The drugs in this class of chemotherapeutics act
by forming a complex with Topoisomerase and DNA resulting in the inhibition and
function of this enzyme. The presence of Topoisomerase is required for on-going
DNA synthesis. These drugs are used in many solid and liquid tumors and the
side effect profile of this class of drugs is agent specific. Camptothecins
include both irinotecan and topotecan. The parent compound, first identified in
the late 1950's, is a naturally occurring alkaloid found in the bark and wood
of the Chinese tree Camptotheca accuminata.
Etoposide, a chemotherapeutic that works by the
same mechanism, is a natural product isolated from the mandrake plant and is
not considered a camptothecin but rather an epipodophyllotoxin.
Vinca Alkaloids The leaves of a periwinkle
plant, Vinca rosea, were used to make tea that reportedly improved
diabetes. Early research showed that aqueous extract of this plant administered
by injection into rats resulted in their death within a week. Further
investigation showed that the rats die of sepsis due to bone marrow suppression
caused by this extract. Isolation and chemical characterization lead to the
currently used drugs: vincristine, vinblastine, and vinorelbine. These
chemotherapeutics bind to the tubulin and lead to the disruption of the mitotic
spindle apparatus. The disruption of mitosis implies that these drugs are
active specifically during the M phase of the cell cycle. They have a wide
application to many different malignancies and cause neurotoxicity as the most
prominent and dose limiting side effect.
Another class of chemotherapeutics that are
specific for the M phase of the cell cycle is the Taxanes. The taxanes include
paclitaxel and docetaxel. They bind with high affinity to the microtubules and
inhibit their normal function. This class of drugs has a broad range of
clinical activity including breast cancer, lung cancer, head and neck cancer,
ovarian cancer, bladder cancer, esophageal cancer, gastric cancer and prostate
cancer. The most common side effect of these drugs is the lowering of the blood
cells. These compounds were first isolated for the bark of the Pacific yew tree
Taxus brevifolia in 1963. It was not until 1971 that paclitaxel was
identified as the active component.
Natural metal derivatives were also shown to
have some activity in the fight against cancer. These agents work by
cross-linking DNA subunits. (The cross linking can happen either between two
strands or within one strand of DNA.) The resultant cross-link acts to inhibit DNA
synthesis, transcription and function. The platinum compounds can act in any
cell cycle. Cisplatin is used most often in lung cancer and testicular cancer.
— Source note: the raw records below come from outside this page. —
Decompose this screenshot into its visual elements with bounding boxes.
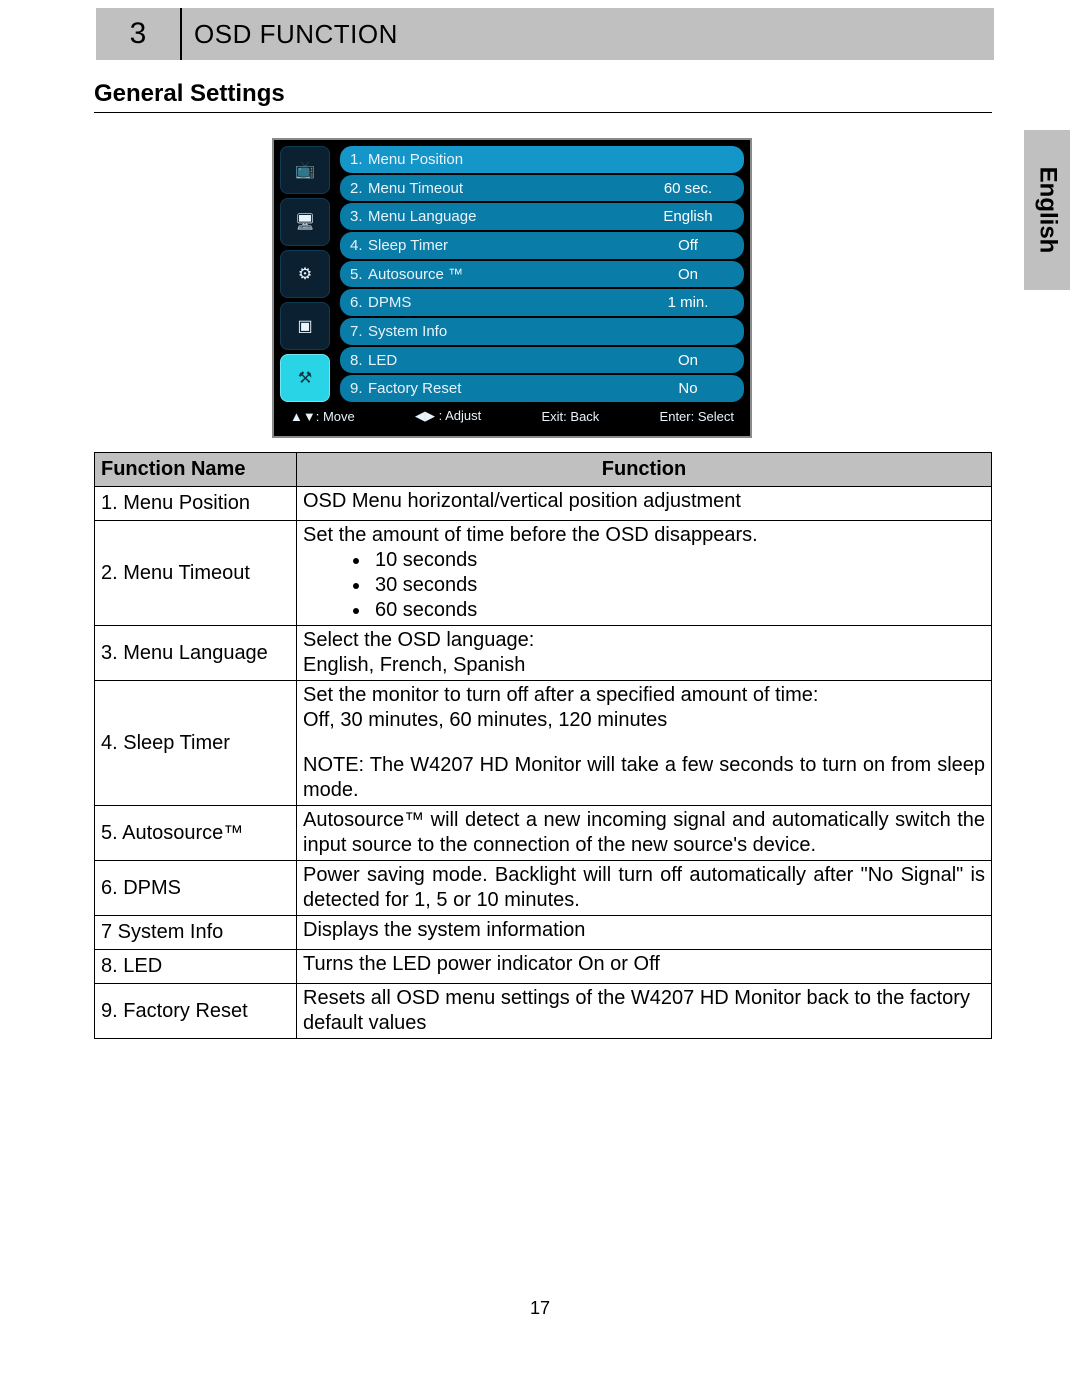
osd-row-value: English — [642, 208, 734, 225]
function-name-cell: 5. Autosource™ — [95, 806, 297, 861]
pip-icon: ▣ — [280, 302, 330, 350]
osd-row-value: On — [642, 266, 734, 283]
osd-row-label: LED — [368, 352, 642, 369]
osd-row-label: Factory Reset — [368, 380, 642, 397]
language-tab-text: English — [1033, 167, 1061, 254]
osd-row: 4.Sleep TimerOff — [340, 232, 744, 259]
osd-row: 7.System Info — [340, 318, 744, 345]
function-desc-cell: Displays the system information — [297, 916, 992, 950]
table-row: 4. Sleep TimerSet the monitor to turn of… — [95, 681, 992, 806]
osd-row: 9.Factory ResetNo — [340, 375, 744, 402]
osd-row: 2.Menu Timeout60 sec. — [340, 175, 744, 202]
table-row: 9. Factory ResetResets all OSD menu sett… — [95, 984, 992, 1039]
chapter-header: 3 OSD FUNCTION — [96, 8, 994, 60]
col-function-name: Function Name — [95, 453, 297, 487]
osd-icon-column: 📺🖥⚙▣⚒ — [280, 146, 334, 402]
osd-row-num: 5. — [350, 266, 368, 283]
pc-icon: 🖥 — [280, 198, 330, 246]
table-row: 6. DPMSPower saving mode. Backlight will… — [95, 861, 992, 916]
function-name-cell: 4. Sleep Timer — [95, 681, 297, 806]
osd-row-value: Off — [642, 237, 734, 254]
osd-foot-exit: Exit: Back — [542, 409, 600, 424]
osd-foot-adjust: ◀▶ : Adjust — [415, 408, 481, 424]
function-name-cell: 6. DPMS — [95, 861, 297, 916]
osd-row-label: Menu Language — [368, 208, 642, 225]
osd-row-label: System Info — [368, 323, 642, 340]
osd-foot-enter: Enter: Select — [660, 409, 734, 424]
function-name-cell: 9. Factory Reset — [95, 984, 297, 1039]
function-desc-cell: Resets all OSD menu settings of the W420… — [297, 984, 992, 1039]
function-name-cell: 3. Menu Language — [95, 626, 297, 681]
osd-row-value: 1 min. — [642, 294, 734, 311]
osd-row-num: 2. — [350, 180, 368, 197]
page-number: 17 — [0, 1298, 1080, 1319]
osd-row: 5.Autosource ™On — [340, 261, 744, 288]
osd-footer: ▲▼: Move ◀▶ : Adjust Exit: Back Enter: S… — [280, 402, 744, 430]
table-row: 3. Menu LanguageSelect the OSD language:… — [95, 626, 992, 681]
function-desc-cell: Power saving mode. Backlight will turn o… — [297, 861, 992, 916]
osd-row-label: Autosource ™ — [368, 266, 642, 283]
osd-row-value: No — [642, 380, 734, 397]
osd-row-num: 6. — [350, 294, 368, 311]
osd-row-num: 7. — [350, 323, 368, 340]
osd-row-num: 9. — [350, 380, 368, 397]
av-icon: ⚙ — [280, 250, 330, 298]
chapter-number: 3 — [96, 8, 182, 60]
osd-row-num: 1. — [350, 151, 368, 168]
function-table: Function Name Function 1. Menu PositionO… — [94, 452, 992, 1039]
table-row: 2. Menu TimeoutSet the amount of time be… — [95, 521, 992, 626]
osd-menu-list: 1.Menu Position2.Menu Timeout60 sec.3.Me… — [340, 146, 744, 402]
tv-icon: 📺 — [280, 146, 330, 194]
table-row: 1. Menu PositionOSD Menu horizontal/vert… — [95, 487, 992, 521]
function-name-cell: 8. LED — [95, 950, 297, 984]
osd-row-value: On — [642, 352, 734, 369]
osd-foot-move: ▲▼: Move — [290, 409, 355, 424]
osd-row-label: Sleep Timer — [368, 237, 642, 254]
function-name-cell: 1. Menu Position — [95, 487, 297, 521]
section-rule — [94, 112, 992, 113]
osd-row-num: 8. — [350, 352, 368, 369]
osd-row-value: 60 sec. — [642, 180, 734, 197]
function-desc-cell: Set the monitor to turn off after a spec… — [297, 681, 992, 806]
function-desc-cell: Select the OSD language:English, French,… — [297, 626, 992, 681]
osd-row-num: 3. — [350, 208, 368, 225]
function-name-cell: 7 System Info — [95, 916, 297, 950]
table-row: 7 System InfoDisplays the system informa… — [95, 916, 992, 950]
osd-row-label: Menu Timeout — [368, 180, 642, 197]
osd-row: 1.Menu Position — [340, 146, 744, 173]
chapter-title: OSD FUNCTION — [182, 19, 398, 50]
table-row: 5. Autosource™Autosource™ will detect a … — [95, 806, 992, 861]
osd-row: 3.Menu LanguageEnglish — [340, 203, 744, 230]
osd-row: 6.DPMS1 min. — [340, 289, 744, 316]
osd-row-label: DPMS — [368, 294, 642, 311]
osd-row: 8.LEDOn — [340, 347, 744, 374]
function-name-cell: 2. Menu Timeout — [95, 521, 297, 626]
function-desc-cell: Turns the LED power indicator On or Off — [297, 950, 992, 984]
table-row: 8. LEDTurns the LED power indicator On o… — [95, 950, 992, 984]
function-desc-cell: Autosource™ will detect a new incoming s… — [297, 806, 992, 861]
osd-row-label: Menu Position — [368, 151, 642, 168]
function-desc-cell: Set the amount of time before the OSD di… — [297, 521, 992, 626]
osd-screenshot: 📺🖥⚙▣⚒ 1.Menu Position2.Menu Timeout60 se… — [272, 138, 752, 438]
col-function: Function — [297, 453, 992, 487]
language-tab: English — [1024, 130, 1070, 290]
function-desc-cell: OSD Menu horizontal/vertical position ad… — [297, 487, 992, 521]
osd-row-num: 4. — [350, 237, 368, 254]
section-title: General Settings — [94, 80, 285, 108]
settings-icon: ⚒ — [280, 354, 330, 402]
The most significant toxicity of cisplatin is kidney damage. Second-generation
platinum, called carboplatin, has fewer kidney side effects, and at times may
be an appropriate substitute for regiments containing cisplatinum. Oxaliplatin
is a third-generation platinum that is active in colon cancer and has no renal
toxicities, however, its major side effect is neuropathies.
There are
other drugs now being used as effective therapies for malignancy. These include
hormones for breast, prostate and endometrial cancers, monoclonal antibodies,
immunotherapy with IL-2 and TNF alpha, and small molecule inhibitors. The
process of drug discovery involves much time, effort and resources. New
approaches are constantly being developed and modified. The process of testing
a new agent in clinical trials begins with the discovery of new compounds, new
ideas, new pathways, and new principles.